What differences can you see between our grid map and this map?
Do students notice that the numbers are located on the lines rather than between those lines?
- Ask: If you went to (5, 2) where would you be?
- Students learn that the first number in an ordered pair, is the horizontal distance from the origin (0, 0). The second number is the vertical distance from the origin. So (5, 2) represents five squares across and two squares up. That location is just outside the café. If the directions are reversed then students end up at (2, 5) in the forest.
- Invite the students to identify other landmarks and give the location of those landmarks using coordinates.
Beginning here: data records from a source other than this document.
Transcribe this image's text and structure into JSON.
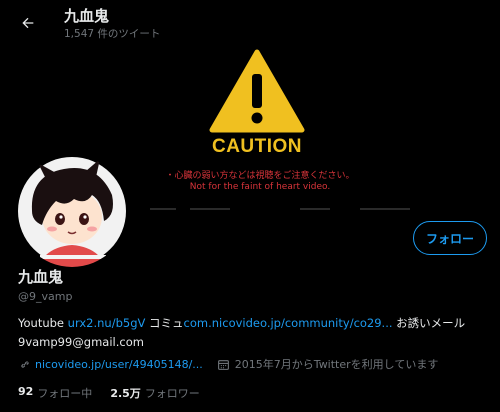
{
  "header": {
    "title": "九血鬼",
    "tweet_count": "1,547 件のツイート",
    "back_icon": "back-arrow-icon"
  },
  "banner": {
    "caution": "CAUTION",
    "warning_jp": "・心臓の弱い方などは視聴をご注意ください。",
    "warning_en": "Not for the faint of heart video."
  },
  "profile": {
    "name": "九血鬼",
    "handle": "@9_vamp",
    "follow_label": "フォロー"
  },
  "bio": {
    "youtube_label": "Youtube ",
    "youtube_link": "urx2.nu/b5gV",
    "community_label": " コミュ",
    "community_link": "com.nicovideo.jp/community/co29...",
    "invite_label": " お誘いメール",
    "email": "9vamp99@gmail.com"
  },
  "meta": {
    "website": "nicovideo.jp/user/49405148/...",
    "joined": "2015年7月からTwitterを利用しています"
  },
  "stats": {
    "following_count": "92",
    "following_label": "フォロー中",
    "followers_count": "2.5万",
    "followers_label": "フォロワー"
  },
  "colors": {
    "accent": "#1d9bf0",
    "caution_yellow": "#f0c020",
    "warning_red": "#d8343a",
    "muted": "#71767b"
  }
}
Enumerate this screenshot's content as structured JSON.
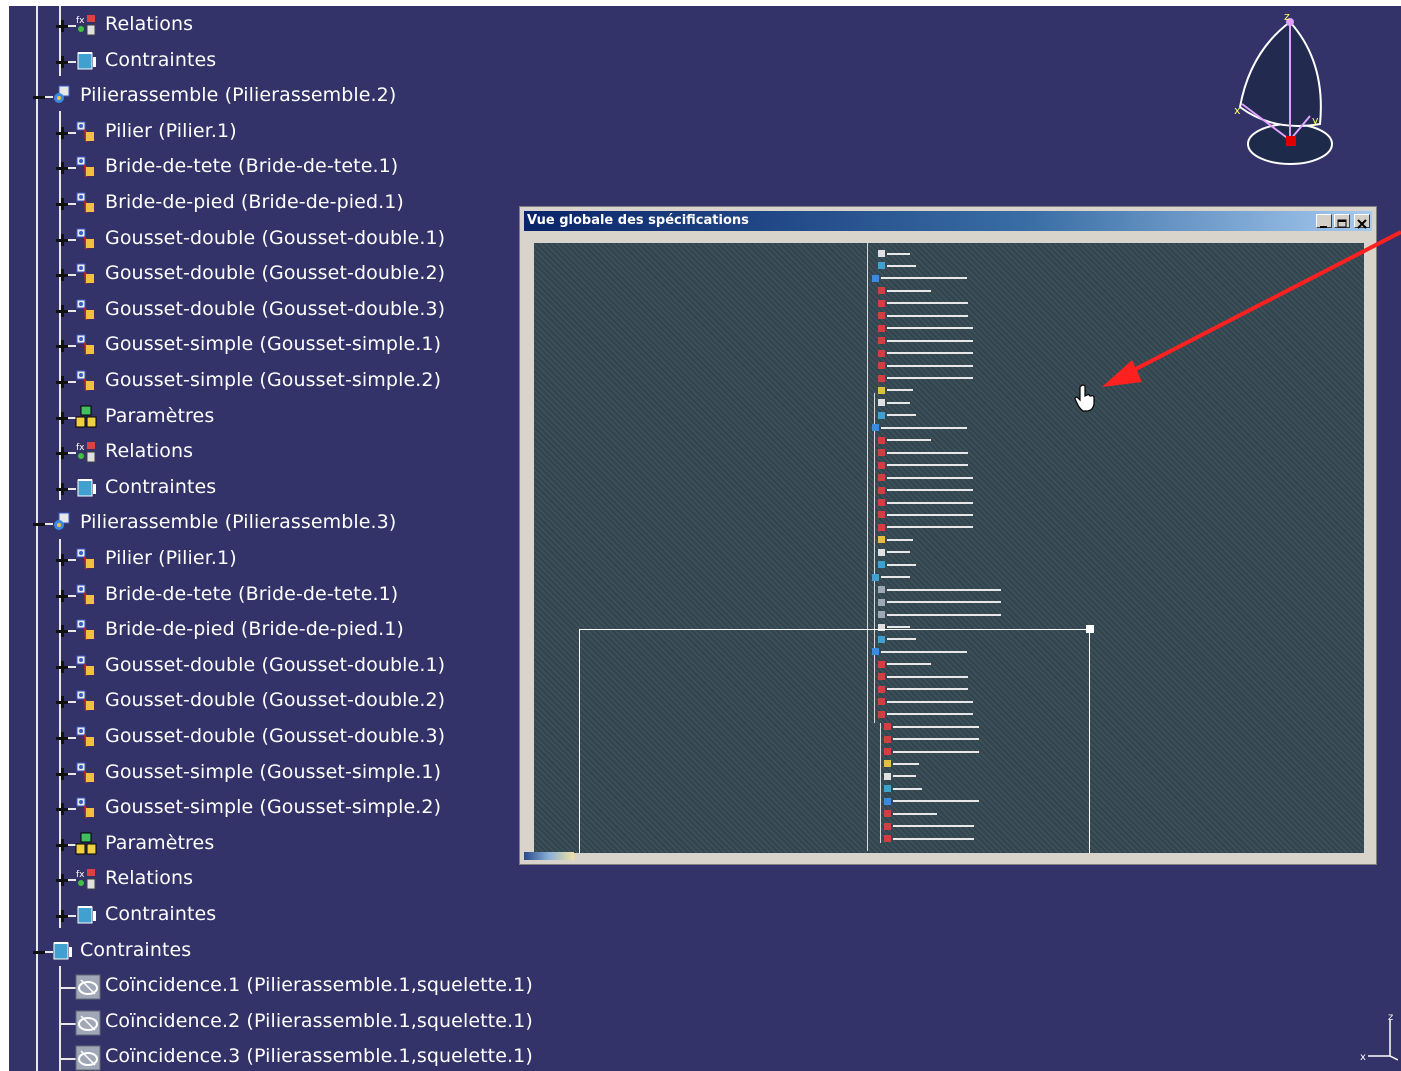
{
  "tree": {
    "rows": [
      {
        "label": "Relations",
        "level": 1,
        "icon": "relations-icon",
        "toggle": "plus"
      },
      {
        "label": "Contraintes",
        "level": 1,
        "icon": "constraints-icon",
        "toggle": "plus"
      },
      {
        "label": "Pilierassemble (Pilierassemble.2)",
        "level": 0,
        "icon": "assembly-icon",
        "toggle": "minus"
      },
      {
        "label": "Pilier (Pilier.1)",
        "level": 1,
        "icon": "part-icon",
        "toggle": "plus"
      },
      {
        "label": "Bride-de-tete (Bride-de-tete.1)",
        "level": 1,
        "icon": "part-icon",
        "toggle": "plus"
      },
      {
        "label": "Bride-de-pied (Bride-de-pied.1)",
        "level": 1,
        "icon": "part-icon",
        "toggle": "plus"
      },
      {
        "label": "Gousset-double (Gousset-double.1)",
        "level": 1,
        "icon": "part-icon",
        "toggle": "plus"
      },
      {
        "label": "Gousset-double (Gousset-double.2)",
        "level": 1,
        "icon": "part-icon",
        "toggle": "plus"
      },
      {
        "label": "Gousset-double (Gousset-double.3)",
        "level": 1,
        "icon": "part-icon",
        "toggle": "plus"
      },
      {
        "label": "Gousset-simple (Gousset-simple.1)",
        "level": 1,
        "icon": "part-icon",
        "toggle": "plus"
      },
      {
        "label": "Gousset-simple (Gousset-simple.2)",
        "level": 1,
        "icon": "part-icon",
        "toggle": "plus"
      },
      {
        "label": "Paramètres",
        "level": 1,
        "icon": "parameters-icon",
        "toggle": "plus"
      },
      {
        "label": "Relations",
        "level": 1,
        "icon": "relations-icon",
        "toggle": "plus"
      },
      {
        "label": "Contraintes",
        "level": 1,
        "icon": "constraints-icon",
        "toggle": "plus"
      },
      {
        "label": "Pilierassemble (Pilierassemble.3)",
        "level": 0,
        "icon": "assembly-icon",
        "toggle": "minus"
      },
      {
        "label": "Pilier (Pilier.1)",
        "level": 1,
        "icon": "part-icon",
        "toggle": "plus"
      },
      {
        "label": "Bride-de-tete (Bride-de-tete.1)",
        "level": 1,
        "icon": "part-icon",
        "toggle": "plus"
      },
      {
        "label": "Bride-de-pied (Bride-de-pied.1)",
        "level": 1,
        "icon": "part-icon",
        "toggle": "plus"
      },
      {
        "label": "Gousset-double (Gousset-double.1)",
        "level": 1,
        "icon": "part-icon",
        "toggle": "plus"
      },
      {
        "label": "Gousset-double (Gousset-double.2)",
        "level": 1,
        "icon": "part-icon",
        "toggle": "plus"
      },
      {
        "label": "Gousset-double (Gousset-double.3)",
        "level": 1,
        "icon": "part-icon",
        "toggle": "plus"
      },
      {
        "label": "Gousset-simple (Gousset-simple.1)",
        "level": 1,
        "icon": "part-icon",
        "toggle": "plus"
      },
      {
        "label": "Gousset-simple (Gousset-simple.2)",
        "level": 1,
        "icon": "part-icon",
        "toggle": "plus"
      },
      {
        "label": "Paramètres",
        "level": 1,
        "icon": "parameters-icon",
        "toggle": "plus"
      },
      {
        "label": "Relations",
        "level": 1,
        "icon": "relations-icon",
        "toggle": "plus"
      },
      {
        "label": "Contraintes",
        "level": 1,
        "icon": "constraints-icon",
        "toggle": "plus"
      },
      {
        "label": "Contraintes",
        "level": 0,
        "icon": "constraints-icon",
        "toggle": "minus"
      },
      {
        "label": "Coïncidence.1 (Pilierassemble.1,squelette.1)",
        "level": 1,
        "icon": "coincidence-icon",
        "toggle": "none"
      },
      {
        "label": "Coïncidence.2 (Pilierassemble.1,squelette.1)",
        "level": 1,
        "icon": "coincidence-icon",
        "toggle": "none"
      },
      {
        "label": "Coïncidence.3 (Pilierassemble.1,squelette.1)",
        "level": 1,
        "icon": "coincidence-icon",
        "toggle": "none"
      }
    ]
  },
  "overview": {
    "title": "Vue globale des spécifications",
    "minimize_icon": "minimize-icon",
    "maximize_icon": "maximize-icon",
    "close_icon": "close-icon"
  },
  "compass": {
    "z": "z",
    "x": "x",
    "y": "y"
  },
  "axes": {
    "z": "z",
    "x": "x"
  },
  "colors": {
    "background": "#33336a",
    "overview_bg": "#32444e",
    "arrow": "#ff2020",
    "title_bar": "#0a246a"
  }
}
For example:
hat is at (6, 2)? (school)
What are the coordinates for the Fountain?...the Fire Station?...Ferris Wheel?
- Provide students with Copymaster 2 in pairs. Ask them to:
Put ten new landmarks on the map. Label each landmark, e.g. Hospital, MacDonald’s Restaurant, Skate world.
Write down a set to ten coordinates for the landmarks in the order you want another team to visit them. Try to make the trip an interesting shape.
- Once pairs complete their landmarks and coordinated their map can be given to another pair to document the journey in two ways:
- Record the name of the landmark beside each coordinate
- Draw the path directly between coordinates in order to see what interesting shape is made. Name the shape.
- Use a globe to discuss lines of longitude and latitude. Ask: Why might putting a coordinate system over the Earth’s surface be useful?
Students might think of situations where giving a precise location is important, e.g. Flights to a Pacific Island, searching for lost trampers, tracking ships, etc.
- Point out that the Earth is close to a sphere, like an orange, so it is tricky to lay the lines onto a flat space. Lines of longitude emanate from the poles, and lines of latitude finish at the poles.
- Give students these names of New Zealand towns.
Ask: Do you know where these towns are in Aotearoa?
- Gore 46.1028° S 168.9436° E
- Raglan 37.8° S 174.8833° E
- Dargaville 35.9333° S 173.8833° E
- Wairoa 39.0333° S 177.3667° E
- Ask: What do you think the numbers to the right of each town mean?
Students might suggest that they are coordinates.
- Search for a video online using “Longitude and latitude explained.” There are some clear explanations available that students will find easy to understand.
- Go to Google Maps NZ. Put in the coordinates for each town in the search bar. Google takes you directly to the town so you can confirm its location. You may need to Zoom out so other familiar parts of Aotearoa are visible.
- Draw students’ attention to the use of decimals to more precisely define the coordinates. For example, the longitude of Wairoa is one third the distance between 177 degrees East and 178 degrees East.
- Provide your students with Copymaster 3, an old French map of Aotearoa dated at 1896. The map clearly shows lines of longitude and latitude. Ask students to mark the locations of the four towns on the old map.
- Watch to see that students:
Locate the towns using the coordinates
Use the decimals to get improved precision.
- After locating the four towns ask students to use the same map and locate cities, towns, or islands that are significant to them. Exact coordinates can be found using Google Maps or sites such as https://www.geodatos.net/en/coordinates/new-zealand/.
- Students might exchange coordinates and located the matching location. You might frame the activity like a Great Race as seen on television. Each location can be a checkpoint.
In this session students create a map that will be of future use to them. They screen grab the map from Google Maps and impose their own coordinate or grid system on it.
Using their own map students might write instructions using cardinal compass directions (N, NE, E, SE, S, SW, W, NW) and orientation instructions. In pairs the students follow each other’s instructions. The activity can be made more challenging by asking students to include an appropriate scale on the map.